L’ipotesi che il coronavirus possa essere sfuggito a un laboratorio cinese, sollevata e respinta più volte da Usa e Cina, appare oggi più sempre più debole grazie a un nuovo studio pubblicato sulla rivista Nature. Secondo un gruppo di ricercatori guidati dell’università della California di San Diego su Virological.org, che accoglie articoli in attesa di revisione da parte della comunità scientifica, il salto del Sars-Cov-2 da animale all’uomo potrebbe essere avvenuto in due occasioni indipendenti.
«Il Sars-Cov-2 potrebbe essere passato più volte dagli animali alle persone, secondo un’analisi preliminare dei genomi virali prelevati da persone infettate in Cina e altrove all’inizio della pandemia. Se confermati da ulteriori analisi, i risultati aggiungerebbero peso all’ipotesi che la pandemia ha avuto origine in più mercati diversi a Wuhan, e renderebbero meno probabile l’ipotesi che Sars-Cov-2 sia fuggita da un laboratorio. Ma i dati devono essere verificati, e l’analisi non è ancora stata sottoposta a revisione tra pari» scrive Nature.
Lo studio si basa sul fatto che i primi campioni di Sars-Cov-2 prelevati all’inizio della pandemia alla fine del 2019 e all’inizio del 2020, sono riconducibili a due diverse linee evolutive, note come A e B, che hanno differenze genetiche chiave. L’ultima, in particolare, si è dimostrata essere quella più diffusa nel mondo ed è stata trovata in persone che avevano visitato il mercato dei frutti di mare di Huanan a Wuhan. Secondo gli studiosi, la A, invece, si sarebbe diffusa all’interno della Cina ed è stata poi ritrovata in altri empori di cibo di Wuhan.
«Una domanda cruciale è come i due lignaggi virali sono collegati», è la questione che emerge nello studio in fase di revisione. «Se i virus della linea evolutiva A si sono evoluti da quelli della linea evolutiva B, o viceversa – scrive Nature – questo suggerirebbe che il precursore del virus è saltato solo una volta dagli animali alle persone. Ma se le due linee evolutive hanno origini separate – si legge nell’indagine – allora potrebbero esserci stati più eventi di spillover, cioè i passaggi di malattie da animali a esseri umani».

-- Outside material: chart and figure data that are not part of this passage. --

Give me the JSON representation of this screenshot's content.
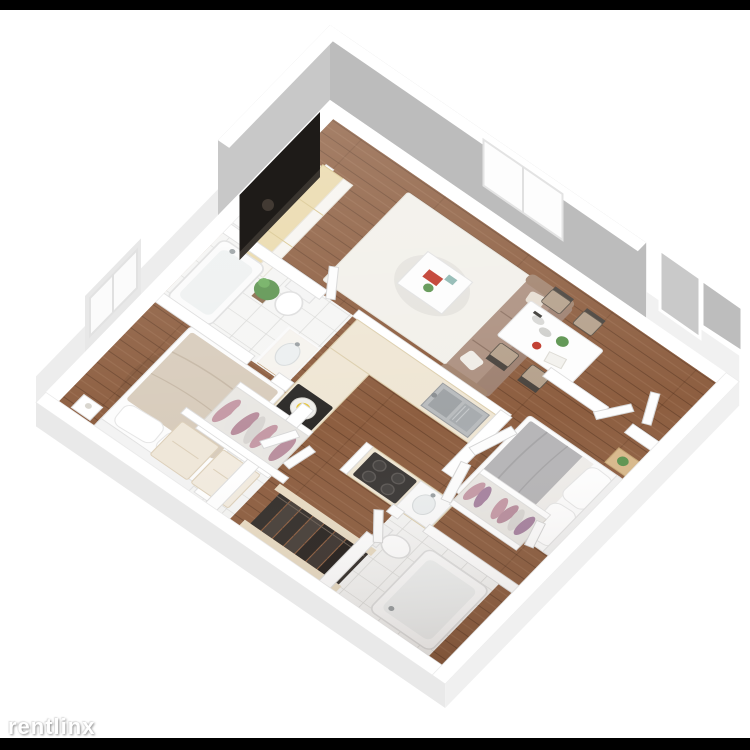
{
  "watermark": {
    "text": "rentlinx"
  },
  "scene": {
    "title": "3D isometric apartment floor plan",
    "style": "dollhouse cutaway render on white background",
    "rooms": [
      {
        "name": "living-room",
        "floor": "hardwood",
        "contents": [
          "flat-screen tv",
          "media console",
          "staircase-up",
          "potted plant",
          "area rug",
          "coffee table",
          "sofa"
        ]
      },
      {
        "name": "dining-area",
        "floor": "hardwood",
        "contents": [
          "dining table",
          "four chairs",
          "window"
        ]
      },
      {
        "name": "kitchen",
        "floor": "hardwood",
        "contents": [
          "l-shaped counter",
          "double stainless sink",
          "cooktop with pot"
        ]
      },
      {
        "name": "bedroom-1",
        "floor": "hardwood",
        "contents": [
          "double bed",
          "nightstands",
          "window",
          "closet with hanging clothes"
        ]
      },
      {
        "name": "bathroom-1",
        "floor": "tile",
        "contents": [
          "bathtub",
          "toilet",
          "wood vanity sink"
        ]
      },
      {
        "name": "bedroom-2",
        "floor": "hardwood",
        "contents": [
          "double bed",
          "nightstand",
          "plant",
          "wardrobe doors",
          "closet with hanging clothes"
        ]
      },
      {
        "name": "bathroom-2",
        "floor": "tile",
        "contents": [
          "bathtub",
          "toilet",
          "vanity sink",
          "gas cooktop counter"
        ]
      },
      {
        "name": "utility-room",
        "floor": "tile",
        "contents": [
          "washer",
          "dryer"
        ]
      },
      {
        "name": "stairwell",
        "floor": "hardwood",
        "contents": [
          "staircase-down"
        ]
      }
    ],
    "colors": {
      "background": "#ffffff",
      "frame_bar": "#000000",
      "wood_floor": "#8d5e40",
      "tile_floor": "#f5f5f4",
      "wall_white": "#ffffff",
      "wall_interior_gray": "#bcbcbc",
      "wall_interior_gray2": "#c8c8c8",
      "sofa_tan": "#ad9181",
      "bed1_blanket": "#d8ccbc",
      "bed2_blanket": "#b6b5b7",
      "counter_cream": "#efe6d4",
      "cooktop_black": "#2d2b29",
      "tv_black": "#1e1b18",
      "clothes_pink": "#c59aa6",
      "plant_green": "#5d9450",
      "stair_dark": "#332e2a",
      "rug": "#f2f0ea",
      "accent_red": "#c0392b"
    }
  }
}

Lo studio si caratterizza per il fatto che fino alla sua pubblicazione si era propensi a credere che le linee A e B avessero origine comune, data la combinazione intermedia delle due diversità nucleotidiche chiave. Con le ricerche, gli scienziati hanno analizzato 1.716 genomi di varianti Covid presenti nel database della ong tedesca per la ricerca scientifica Gisaid. Proprio studiandole gli esperti si sono accordi che le rispettive mutazioni dei genomi sono nettamente distinte e che alcune sono associate solo alla linea evolutiva A, altre solo alla B. Anche nelle varianti con genoma che finora sembrava intermedio.
Gli autori dello studio (Jonathan Pekar, Edyth Parker, Jennifer L. Havens, Marc A. Suchard, Kristian G. Andersen, Niema Moshiri, Michael Worobey, Andrew Rambaut, Joel O. Wertheim) sono convinti che le frequenze che appaiono come intermedie siano il frutto di errori computazionali. «Tali incidenti non sono sorprendenti», spiega a Nature Richard Neher, biologo computazionale dell’Università di Basilea in Svizzera, esterno alla ricerca. «Soprattutto all’inizio della pandemia, quando i protocolli non erano stati stabiliti e le persone cercavano di generare dati il più velocemente possibile». Le ipotesi sulla multi specie del Covid sono ancora da confermare in modo definitivo, ma le possibilità che ci siano due linee evolutive del virus, con due origini separate, rendono meno plausibili le teorie dell’origine di laboratorio.